In The American Friend, Hopper brilliantly chose to play Patricia Highsmith’s criminal Ripley as a melancholic—no less murderous, but desolate and sad, too. “I was trying to figure out,” Bardach said, “where did these rages come from? I had been around a lot of alcoholics, junkies, drug addicts, but never…” The closest she ever came was when Hopper began talking about his childhood one night. His father was in the Office of Strategic Services, the forerunner to the CIA, and the family pretended that Dad had been killed in action as part of an elaborate cover story. Hopper never forgot the deception, and his parents seemed to resent him for knowing. There were boundaries violated, and not just emotional ones—he remembered his mother throwing raw eggs at his face. Even if an explanation ultimately escaped her, Bardach remained fond: “The thing about Dennis Hopper was, he might have been crazy, but he was talented, really talented. And a lot of the other [Hollywood people], no talent and all crazy.”
And there are things in Backtrack to be fond of. I’m thinking of Milo blowing his saxophone, then getting mad at his saxophone, then unsuccessfully hurling his saxophone against a plexiglass window. His line reading for “I own a large chain of laundromats” is somehow the best joke in the film. (Hopper never got enough recognition for this; he’s the only Super Mario Bros. cast member being funny on purpose, and his last memorable role, in George Romero’s Land of the Dead, replaced the usual typecast villainy with comic aloofness.) The beautiful, nightmarish industrial landscapes repaint Antonioni’s Red Desert in L.A. neon. Jodie Foster may have hated making Backtrack (though, unlike Joe Pesci, she left her name on it), but the husky voice and determined set of her jaw suggest Clarice Starling enduring a biennale. Near the end, for no greater reason than anything else in this movie, she actually wanders through the desert cradling a lamb—as if Hopper’s cut had been butchered so wildly as to gash time itself.

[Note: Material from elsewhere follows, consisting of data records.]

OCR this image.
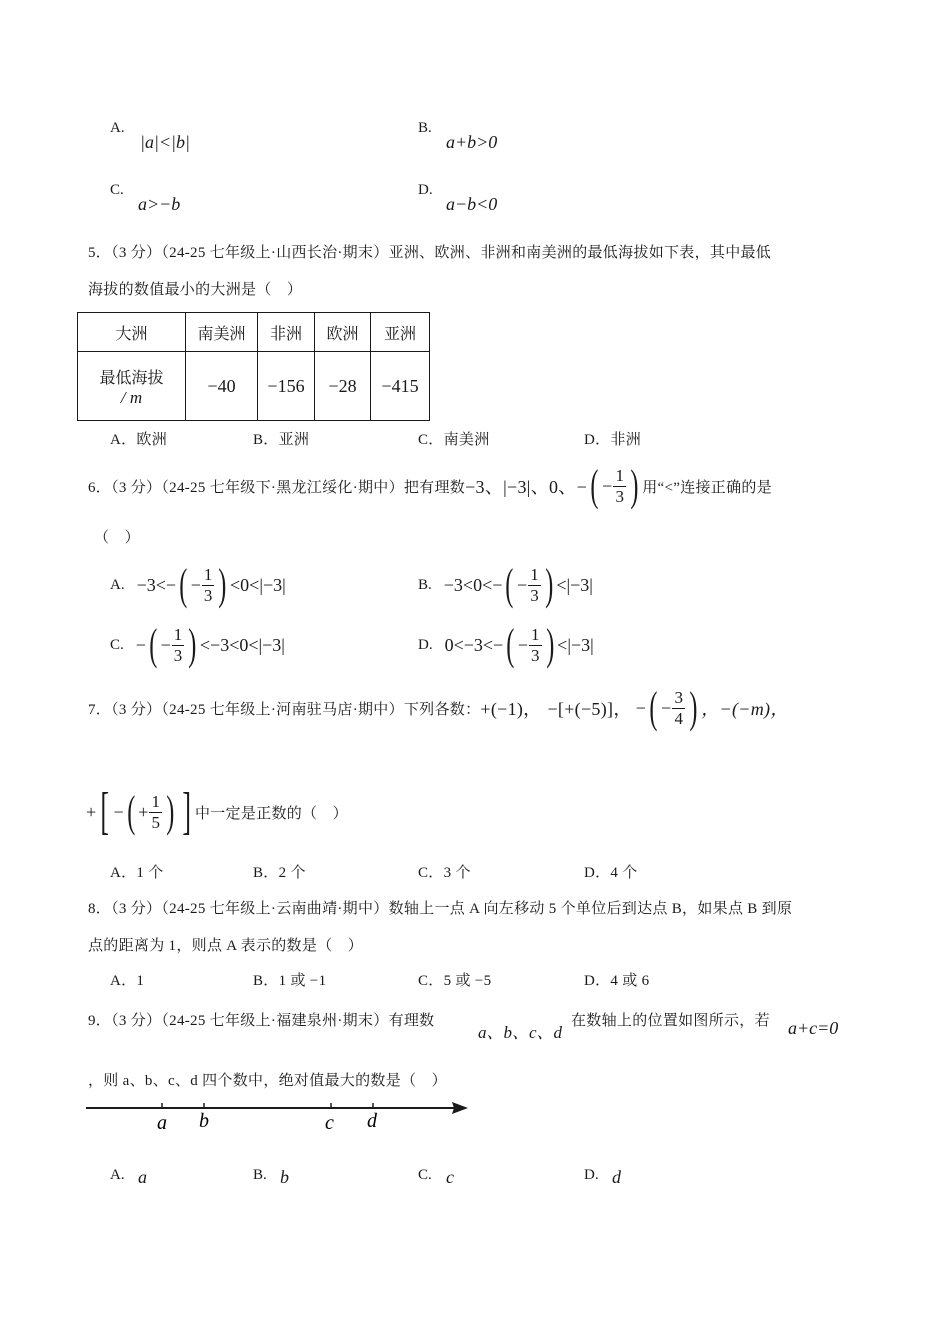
A.
|a|<|b|
B.
a+b>0
C.
a>−b
D.
a−b<0
5．（3 分）（24-25 七年级上·山西长治·期末）亚洲、欧洲、非洲和南美洲的最低海拔如下表，其中最低
海拔的数值最小的大洲是（　）
大洲	南美洲	非洲	欧洲	亚洲

最低海拔
/ m	−40	−156	−28	−415
A．欧洲	B．亚洲	C．南美洲	D．非洲
6．（3 分）（24-25 七年级下·黑龙江绥化·期中）把有理数 −3、|−3|、0、− ( − $\frac{1}{3}$ ) 用“<”连接正确的是
（　）
A. −3<− ( − $\frac{1}{3}$ ) <0<|−3|	B. −3<0<− ( − $\frac{1}{3}$ ) <|−3|
C. − ( − $\frac{1}{3}$ ) <−3<0<|−3|	D. 0<−3<− ( − $\frac{1}{3}$ ) <|−3|
7．（3 分）（24-25 七年级上·河南驻马店·期中）下列各数： +(−1)， −[+(−5)]， − ( − $\frac{3}{4}$ ) ，−(−m)，
+ [ − ( + $\frac{1}{5}$ ) ] 中一定是正数的（　）
A．1 个	B．2 个	C．3 个	D．4 个
8．（3 分）（24-25 七年级上·云南曲靖·期中）数轴上一点 A 向左移动 5 个单位后到达点 B，如果点 B 到原
点的距离为 1，则点 A 表示的数是（　）
A．1	B．1 或 −1	C．5 或 −5	D．4 或 6
9．（3 分）（24-25 七年级上·福建泉州·期末）有理数
a、b、c、d
在数轴上的位置如图所示，若 a+c=0
，则 a、b、c、d 四个数中，绝对值最大的数是（　）
a b	c d
A. a	B. b	C. c	D. d
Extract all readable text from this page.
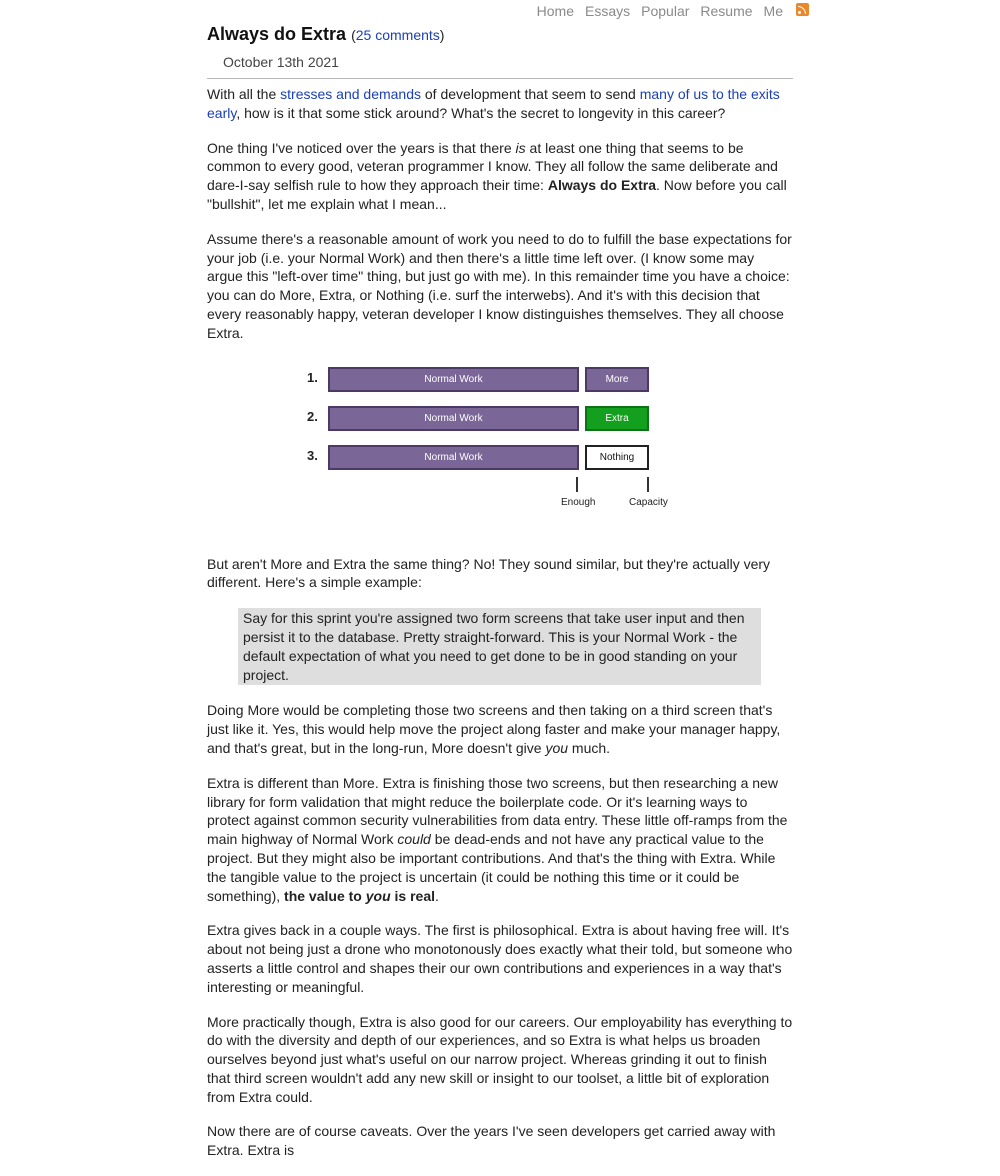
Home Essays Popular Resume Me
Always do Extra (25 comments)
October 13th 2021

With all the stresses and demands of development that seem to send many of us to the exits early, how is it that some stick around? What's the secret to longevity in this career?

One thing I've noticed over the years is that there is at least one thing that seems to be common to every good, veteran programmer I know. They all follow the same deliberate and dare-I-say selfish rule to how they approach their time: Always do Extra. Now before you call "bullshit", let me explain what I mean...

Assume there's a reasonable amount of work you need to do to fulfill the base expectations for your job (i.e. your Normal Work) and then there's a little time left over. (I know some may argue this "left-over time" thing, but just go with me). In this remainder time you have a choice: you can do More, Extra, or Nothing (i.e. surf the interwebs). And it's with this decision that every reasonably happy, veteran developer I know distinguishes themselves. They all choose Extra.

1.	Normal Work	More
2.	Normal Work	Extra
3.	Normal Work	Nothing
Enough	Capacity

But aren't More and Extra the same thing? No! They sound similar, but they're actually very different. Here's a simple example:

Say for this sprint you're assigned two form screens that take user input and then persist it to the database. Pretty straight-forward. This is your Normal Work - the default expectation of what you need to get done to be in good standing on your project.

Doing More would be completing those two screens and then taking on a third screen that's just like it. Yes, this would help move the project along faster and make your manager happy, and that's great, but in the long-run, More doesn't give you much.

Extra is different than More. Extra is finishing those two screens, but then researching a new library for form validation that might reduce the boilerplate code. Or it's learning ways to protect against common security vulnerabilities from data entry. These little off-ramps from the main highway of Normal Work could be dead-ends and not have any practical value to the project. But they might also be important contributions. And that's the thing with Extra. While the tangible value to the project is uncertain (it could be nothing this time or it could be something), the value to you is real.

Extra gives back in a couple ways. The first is philosophical. Extra is about having free will. It's about not being just a drone who monotonously does exactly what their told, but someone who asserts a little control and shapes their our own contributions and experiences in a way that's interesting or meaningful.

More practically though, Extra is also good for our careers. Our employability has everything to do with the diversity and depth of our experiences, and so Extra is what helps us broaden ourselves beyond just what's useful on our narrow project. Whereas grinding it out to finish that third screen wouldn't add any new skill or insight to our toolset, a little bit of exploration from Extra could.

Now there are of course caveats. Over the years I've seen developers get carried away with Extra. Extra is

The musician John Darnielle, who grew up with an abusive stepfather, spoke on Marc Maron’s WTF podcast about his experience of addiction: “A lot of drug abuse that arises from having been abused, and from being in environments that deprive you, is about wanting to feel power. [It’s] wanting to say, “Well, I can control something… I can control the rate of my own destruction.” In the 1970s, Jenny Holzer made a series of “inflammatory essays,” stark yet elusive, one of which said: RUIN YOUR FUCKING SELF BEFORE THEY DO. I can’t pretend to know what Hopper saw in her art, but quite a few Holzer phrases do sound like something said to, by, or about a Dennis Hopper character. You get amazing sensations from guns. Abuse of power comes as no surprise. Slipping into madness is good for the sake of comparison. Protect me from what I want.